Il était attaché à tous les Minhagim (us et coutumes) marocains, à toute la Massorèt (tradition). Il continuait des anciens Minhagim que plus personne ne connaît aujourd’hui (je pense notamment à l’air spécial de Kriat Hatorah (lecture de la Torah) que font les juifs de Fès le jour de Pessa'h…). Il faisait toutes les Kinot Ktanot (petites élégies, moins connues et plus souvent omises) à Ticha' Béav, il ne lésinait sur rien, mais avec tellement d’amour, tellement de joie…

Je terminerai avec un point qui est le plus important et sûrement le plus révélateur : la Téfila (prière). Nos Sages qualifient la Tefila de « Dvarim Béroumo Chel 'Olam » (des choses qui se tiennent au pinacle du monde). Celui qui n’a pas vu Rav Hamou prier a raté quelque chose dans sa vie. Je pèse mes mots. Ses prosternations dans la 'Amida (prière particulière à voix basse), ses tremblements dans la Tefila, et ses larmes…

Quelles larmes… Il pleurait comme un enfant.

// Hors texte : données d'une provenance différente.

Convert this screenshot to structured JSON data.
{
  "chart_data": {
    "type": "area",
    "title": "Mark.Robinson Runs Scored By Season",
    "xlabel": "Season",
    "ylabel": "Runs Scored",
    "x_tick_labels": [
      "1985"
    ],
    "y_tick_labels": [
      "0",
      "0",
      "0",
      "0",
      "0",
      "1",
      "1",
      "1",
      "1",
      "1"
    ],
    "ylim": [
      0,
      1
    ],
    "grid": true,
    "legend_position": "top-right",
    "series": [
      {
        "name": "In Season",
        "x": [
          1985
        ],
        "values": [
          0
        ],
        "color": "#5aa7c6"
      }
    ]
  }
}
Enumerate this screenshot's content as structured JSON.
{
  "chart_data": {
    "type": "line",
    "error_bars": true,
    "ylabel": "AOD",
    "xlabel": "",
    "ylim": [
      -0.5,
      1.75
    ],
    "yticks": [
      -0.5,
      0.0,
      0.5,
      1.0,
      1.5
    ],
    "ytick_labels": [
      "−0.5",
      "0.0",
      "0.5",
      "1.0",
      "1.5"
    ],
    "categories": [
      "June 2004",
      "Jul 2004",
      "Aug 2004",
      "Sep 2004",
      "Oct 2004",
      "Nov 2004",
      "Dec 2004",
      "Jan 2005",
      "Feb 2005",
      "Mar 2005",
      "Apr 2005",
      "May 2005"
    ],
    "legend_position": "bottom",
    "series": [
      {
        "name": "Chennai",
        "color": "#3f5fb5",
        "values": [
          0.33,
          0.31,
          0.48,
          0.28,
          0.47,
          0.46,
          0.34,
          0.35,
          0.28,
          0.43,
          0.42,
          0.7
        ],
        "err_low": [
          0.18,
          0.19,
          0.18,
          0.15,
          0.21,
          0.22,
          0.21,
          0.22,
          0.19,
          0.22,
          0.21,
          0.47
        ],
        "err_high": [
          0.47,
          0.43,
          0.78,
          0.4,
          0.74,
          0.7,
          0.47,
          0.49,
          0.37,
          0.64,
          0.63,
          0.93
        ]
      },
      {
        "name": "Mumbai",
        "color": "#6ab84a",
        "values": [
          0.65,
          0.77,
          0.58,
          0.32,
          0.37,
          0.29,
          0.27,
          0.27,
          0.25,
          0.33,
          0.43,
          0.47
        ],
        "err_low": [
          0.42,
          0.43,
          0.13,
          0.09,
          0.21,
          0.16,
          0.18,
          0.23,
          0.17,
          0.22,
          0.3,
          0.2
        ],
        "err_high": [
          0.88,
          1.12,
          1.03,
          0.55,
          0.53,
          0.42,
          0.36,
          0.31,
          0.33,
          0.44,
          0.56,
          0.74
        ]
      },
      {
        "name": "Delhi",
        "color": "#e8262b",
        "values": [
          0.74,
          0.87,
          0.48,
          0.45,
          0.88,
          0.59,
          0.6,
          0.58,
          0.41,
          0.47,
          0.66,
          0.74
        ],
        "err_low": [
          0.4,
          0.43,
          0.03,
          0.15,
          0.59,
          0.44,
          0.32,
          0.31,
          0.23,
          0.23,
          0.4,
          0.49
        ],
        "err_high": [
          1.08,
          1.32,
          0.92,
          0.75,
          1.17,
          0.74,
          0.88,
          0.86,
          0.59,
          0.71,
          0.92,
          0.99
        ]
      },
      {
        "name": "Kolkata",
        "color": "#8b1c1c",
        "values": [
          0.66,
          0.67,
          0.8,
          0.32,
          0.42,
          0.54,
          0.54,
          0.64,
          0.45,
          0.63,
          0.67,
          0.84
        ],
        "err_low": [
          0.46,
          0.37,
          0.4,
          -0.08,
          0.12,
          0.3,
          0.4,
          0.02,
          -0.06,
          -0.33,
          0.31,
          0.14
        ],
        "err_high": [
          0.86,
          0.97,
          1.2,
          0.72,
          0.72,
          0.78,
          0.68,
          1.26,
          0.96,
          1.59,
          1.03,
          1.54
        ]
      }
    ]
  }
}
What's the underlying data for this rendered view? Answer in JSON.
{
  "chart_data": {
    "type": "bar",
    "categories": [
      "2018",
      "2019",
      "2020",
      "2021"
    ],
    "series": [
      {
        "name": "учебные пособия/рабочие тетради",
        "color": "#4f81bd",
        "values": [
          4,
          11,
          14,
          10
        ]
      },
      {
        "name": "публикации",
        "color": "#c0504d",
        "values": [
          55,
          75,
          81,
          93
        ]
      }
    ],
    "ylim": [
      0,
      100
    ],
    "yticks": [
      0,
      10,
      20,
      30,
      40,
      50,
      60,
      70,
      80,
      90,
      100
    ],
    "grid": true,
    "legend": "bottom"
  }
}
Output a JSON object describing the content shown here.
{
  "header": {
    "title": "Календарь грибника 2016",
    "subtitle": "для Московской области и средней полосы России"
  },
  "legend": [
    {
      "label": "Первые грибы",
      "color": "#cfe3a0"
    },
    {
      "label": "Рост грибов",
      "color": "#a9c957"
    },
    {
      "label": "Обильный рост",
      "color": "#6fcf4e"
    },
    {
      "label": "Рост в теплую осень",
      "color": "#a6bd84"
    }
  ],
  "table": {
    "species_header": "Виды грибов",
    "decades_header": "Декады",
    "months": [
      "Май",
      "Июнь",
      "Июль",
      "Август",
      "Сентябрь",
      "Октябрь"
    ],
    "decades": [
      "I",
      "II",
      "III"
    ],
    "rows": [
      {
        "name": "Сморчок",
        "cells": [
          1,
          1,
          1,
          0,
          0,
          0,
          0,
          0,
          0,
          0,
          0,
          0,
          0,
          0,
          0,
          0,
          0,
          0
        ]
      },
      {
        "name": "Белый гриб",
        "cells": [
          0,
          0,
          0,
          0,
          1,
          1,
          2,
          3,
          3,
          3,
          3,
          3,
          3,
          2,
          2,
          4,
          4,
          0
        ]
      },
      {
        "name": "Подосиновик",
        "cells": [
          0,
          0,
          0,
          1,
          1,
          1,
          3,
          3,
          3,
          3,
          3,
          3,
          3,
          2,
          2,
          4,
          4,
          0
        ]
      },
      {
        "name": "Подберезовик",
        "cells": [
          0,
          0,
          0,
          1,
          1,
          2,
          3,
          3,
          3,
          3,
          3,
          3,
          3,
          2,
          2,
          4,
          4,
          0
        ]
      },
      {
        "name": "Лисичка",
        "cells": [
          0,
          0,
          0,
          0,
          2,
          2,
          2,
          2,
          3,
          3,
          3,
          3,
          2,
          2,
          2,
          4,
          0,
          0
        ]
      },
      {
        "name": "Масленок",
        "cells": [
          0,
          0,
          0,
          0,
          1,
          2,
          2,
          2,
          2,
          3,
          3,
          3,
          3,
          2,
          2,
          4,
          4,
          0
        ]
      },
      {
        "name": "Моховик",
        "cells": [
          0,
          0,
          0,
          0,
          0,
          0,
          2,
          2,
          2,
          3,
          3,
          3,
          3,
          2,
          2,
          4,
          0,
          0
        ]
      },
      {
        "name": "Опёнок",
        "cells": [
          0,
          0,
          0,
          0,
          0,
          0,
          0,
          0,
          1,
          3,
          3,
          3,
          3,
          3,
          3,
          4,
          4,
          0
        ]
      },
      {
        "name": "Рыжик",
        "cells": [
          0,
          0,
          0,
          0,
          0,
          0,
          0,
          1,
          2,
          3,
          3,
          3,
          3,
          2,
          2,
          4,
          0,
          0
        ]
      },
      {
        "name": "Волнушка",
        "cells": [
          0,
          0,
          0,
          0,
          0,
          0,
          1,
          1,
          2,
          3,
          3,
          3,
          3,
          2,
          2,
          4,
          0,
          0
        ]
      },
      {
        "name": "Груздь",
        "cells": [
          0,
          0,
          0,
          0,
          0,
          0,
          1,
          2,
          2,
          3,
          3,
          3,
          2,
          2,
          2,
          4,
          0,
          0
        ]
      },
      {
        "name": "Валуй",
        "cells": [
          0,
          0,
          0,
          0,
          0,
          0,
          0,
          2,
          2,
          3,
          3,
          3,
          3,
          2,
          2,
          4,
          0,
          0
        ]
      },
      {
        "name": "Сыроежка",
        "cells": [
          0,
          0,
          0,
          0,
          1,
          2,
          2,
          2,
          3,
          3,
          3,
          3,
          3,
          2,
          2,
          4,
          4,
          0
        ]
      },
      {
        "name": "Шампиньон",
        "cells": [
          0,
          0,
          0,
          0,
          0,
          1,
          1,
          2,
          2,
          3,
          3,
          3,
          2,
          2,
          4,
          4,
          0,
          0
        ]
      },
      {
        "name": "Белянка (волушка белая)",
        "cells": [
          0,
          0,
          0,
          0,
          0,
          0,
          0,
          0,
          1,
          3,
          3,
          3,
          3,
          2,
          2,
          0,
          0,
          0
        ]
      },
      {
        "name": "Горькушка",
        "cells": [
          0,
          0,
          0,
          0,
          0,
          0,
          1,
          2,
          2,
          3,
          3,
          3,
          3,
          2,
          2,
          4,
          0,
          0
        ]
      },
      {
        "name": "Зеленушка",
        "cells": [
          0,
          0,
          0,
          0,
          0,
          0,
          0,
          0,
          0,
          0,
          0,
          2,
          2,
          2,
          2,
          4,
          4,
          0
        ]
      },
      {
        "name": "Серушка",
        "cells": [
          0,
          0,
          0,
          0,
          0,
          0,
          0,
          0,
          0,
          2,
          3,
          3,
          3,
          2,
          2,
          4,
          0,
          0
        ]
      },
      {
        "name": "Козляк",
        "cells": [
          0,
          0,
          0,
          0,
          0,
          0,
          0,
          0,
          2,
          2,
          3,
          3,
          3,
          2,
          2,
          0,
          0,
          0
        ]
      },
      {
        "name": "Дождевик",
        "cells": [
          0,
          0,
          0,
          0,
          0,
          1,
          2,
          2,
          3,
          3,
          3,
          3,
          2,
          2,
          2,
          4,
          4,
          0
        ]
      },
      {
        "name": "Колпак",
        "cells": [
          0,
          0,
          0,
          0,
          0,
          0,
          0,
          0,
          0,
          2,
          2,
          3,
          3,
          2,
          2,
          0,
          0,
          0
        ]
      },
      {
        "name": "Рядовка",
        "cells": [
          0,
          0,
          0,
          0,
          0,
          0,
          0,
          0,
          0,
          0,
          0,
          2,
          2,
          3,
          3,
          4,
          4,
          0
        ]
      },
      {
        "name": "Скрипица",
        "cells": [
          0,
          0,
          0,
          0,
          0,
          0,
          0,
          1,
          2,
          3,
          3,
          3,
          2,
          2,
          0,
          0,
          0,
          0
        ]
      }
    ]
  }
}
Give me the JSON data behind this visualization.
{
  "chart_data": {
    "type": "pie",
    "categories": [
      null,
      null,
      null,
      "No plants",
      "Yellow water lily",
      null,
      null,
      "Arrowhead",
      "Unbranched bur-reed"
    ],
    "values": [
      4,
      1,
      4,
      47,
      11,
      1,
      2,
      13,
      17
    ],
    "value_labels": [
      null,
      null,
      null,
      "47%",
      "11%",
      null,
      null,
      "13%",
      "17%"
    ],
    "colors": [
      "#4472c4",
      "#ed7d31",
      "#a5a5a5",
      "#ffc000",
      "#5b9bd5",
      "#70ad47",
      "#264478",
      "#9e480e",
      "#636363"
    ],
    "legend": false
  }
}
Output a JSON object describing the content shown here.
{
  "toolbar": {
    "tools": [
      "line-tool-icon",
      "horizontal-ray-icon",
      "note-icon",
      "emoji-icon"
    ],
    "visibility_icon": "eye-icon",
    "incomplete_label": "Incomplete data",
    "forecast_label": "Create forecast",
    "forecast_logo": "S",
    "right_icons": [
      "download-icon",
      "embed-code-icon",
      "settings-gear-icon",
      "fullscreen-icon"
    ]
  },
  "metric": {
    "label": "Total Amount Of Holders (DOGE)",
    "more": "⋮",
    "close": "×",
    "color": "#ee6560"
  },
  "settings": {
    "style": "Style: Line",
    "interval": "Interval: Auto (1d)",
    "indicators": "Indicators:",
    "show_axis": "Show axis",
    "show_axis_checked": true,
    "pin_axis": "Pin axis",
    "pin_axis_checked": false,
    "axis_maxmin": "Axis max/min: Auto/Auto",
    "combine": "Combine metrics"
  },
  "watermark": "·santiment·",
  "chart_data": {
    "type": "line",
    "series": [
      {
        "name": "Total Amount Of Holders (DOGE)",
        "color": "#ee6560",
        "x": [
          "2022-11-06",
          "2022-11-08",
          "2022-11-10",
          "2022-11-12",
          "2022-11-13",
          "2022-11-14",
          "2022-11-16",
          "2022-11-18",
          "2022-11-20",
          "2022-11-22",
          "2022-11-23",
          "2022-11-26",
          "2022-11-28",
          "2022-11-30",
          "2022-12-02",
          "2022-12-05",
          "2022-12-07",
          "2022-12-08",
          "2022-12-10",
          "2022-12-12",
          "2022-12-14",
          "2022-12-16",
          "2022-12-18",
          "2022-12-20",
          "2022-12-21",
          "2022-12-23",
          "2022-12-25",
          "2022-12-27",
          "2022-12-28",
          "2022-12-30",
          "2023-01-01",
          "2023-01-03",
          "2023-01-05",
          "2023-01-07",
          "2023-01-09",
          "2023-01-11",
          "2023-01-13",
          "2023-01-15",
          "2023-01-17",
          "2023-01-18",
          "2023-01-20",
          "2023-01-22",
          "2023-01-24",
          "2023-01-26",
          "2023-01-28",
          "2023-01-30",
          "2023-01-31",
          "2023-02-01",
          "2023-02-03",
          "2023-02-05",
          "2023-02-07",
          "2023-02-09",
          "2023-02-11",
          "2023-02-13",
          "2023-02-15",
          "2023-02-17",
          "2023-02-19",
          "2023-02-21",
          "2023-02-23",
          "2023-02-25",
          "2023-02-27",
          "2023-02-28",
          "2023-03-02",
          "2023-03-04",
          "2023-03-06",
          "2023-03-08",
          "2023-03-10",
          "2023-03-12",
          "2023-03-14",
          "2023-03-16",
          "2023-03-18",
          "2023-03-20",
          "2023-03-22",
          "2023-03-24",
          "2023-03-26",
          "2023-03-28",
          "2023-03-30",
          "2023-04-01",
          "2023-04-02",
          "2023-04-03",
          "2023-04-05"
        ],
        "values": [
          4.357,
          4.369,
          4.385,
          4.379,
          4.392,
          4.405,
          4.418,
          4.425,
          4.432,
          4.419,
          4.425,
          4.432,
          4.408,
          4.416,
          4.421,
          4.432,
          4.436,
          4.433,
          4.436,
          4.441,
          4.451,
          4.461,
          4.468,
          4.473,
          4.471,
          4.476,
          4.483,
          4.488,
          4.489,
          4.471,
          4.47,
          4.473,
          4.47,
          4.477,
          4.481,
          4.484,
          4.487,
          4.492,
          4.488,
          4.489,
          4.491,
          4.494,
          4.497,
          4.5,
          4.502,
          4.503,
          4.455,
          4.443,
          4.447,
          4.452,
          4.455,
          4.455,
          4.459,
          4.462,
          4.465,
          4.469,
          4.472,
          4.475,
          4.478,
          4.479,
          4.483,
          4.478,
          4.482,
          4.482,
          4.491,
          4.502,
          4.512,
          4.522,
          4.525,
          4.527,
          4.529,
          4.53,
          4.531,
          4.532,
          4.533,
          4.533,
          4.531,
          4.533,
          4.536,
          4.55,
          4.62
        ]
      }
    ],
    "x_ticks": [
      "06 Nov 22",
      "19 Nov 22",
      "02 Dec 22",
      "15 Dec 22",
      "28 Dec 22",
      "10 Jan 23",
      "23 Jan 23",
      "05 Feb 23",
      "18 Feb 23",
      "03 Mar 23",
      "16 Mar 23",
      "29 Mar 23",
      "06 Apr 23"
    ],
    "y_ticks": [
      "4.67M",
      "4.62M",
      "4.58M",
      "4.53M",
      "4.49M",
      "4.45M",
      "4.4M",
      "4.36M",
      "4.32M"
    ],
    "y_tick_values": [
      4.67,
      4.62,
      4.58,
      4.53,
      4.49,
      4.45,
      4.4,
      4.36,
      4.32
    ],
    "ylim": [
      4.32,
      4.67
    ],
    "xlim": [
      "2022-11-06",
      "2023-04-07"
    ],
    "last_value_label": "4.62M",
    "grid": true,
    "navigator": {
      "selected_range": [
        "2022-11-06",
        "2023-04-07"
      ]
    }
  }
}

A ce sujet, Rabbi Na'hman de Breslev a dit que le but ultime est de pouvoir prier comme un enfant… Il pleurait lorsqu’on lisait le Don de la Torah dans la Torah, lorsqu’on lisait des Psoukim (versets) comme la Petira (décès) de Moché Rabénou, il pleurait lorsque Mordékhaï prenait le deuil, il pleurait de joie lorsque le passage était gai, il pleurait tellement à Ticha' Béav, à Yom Kippour… Les larmes, on ne les commande pas. Elles sortaient du plus profond de son être.

Rav, je ne vous ai pas vu depuis Ben Hazmanim précédent. Je vous demande pardon Rav, je vous aime de tout mon cœur. Vous allez me manquer, je ne sais pas ce que la Kéhila va devenir. Je me console en me disant qu’en haut, votre Tefila va sûrement hâter la Gueoula (délivrance).

La dernière fois que je vous ai parlé, je vous ai appelé pour une question à 'Hanouka. Quand j’ai décroché, vous m’avez immédiatement dit quelque chose qui m’a beaucoup surpris, mais que maintenant je comprends. Vous m’avez dit : « Désolé, je ne t’ai pas dit au revoir avant que tu retournes à la Yéchiva… ».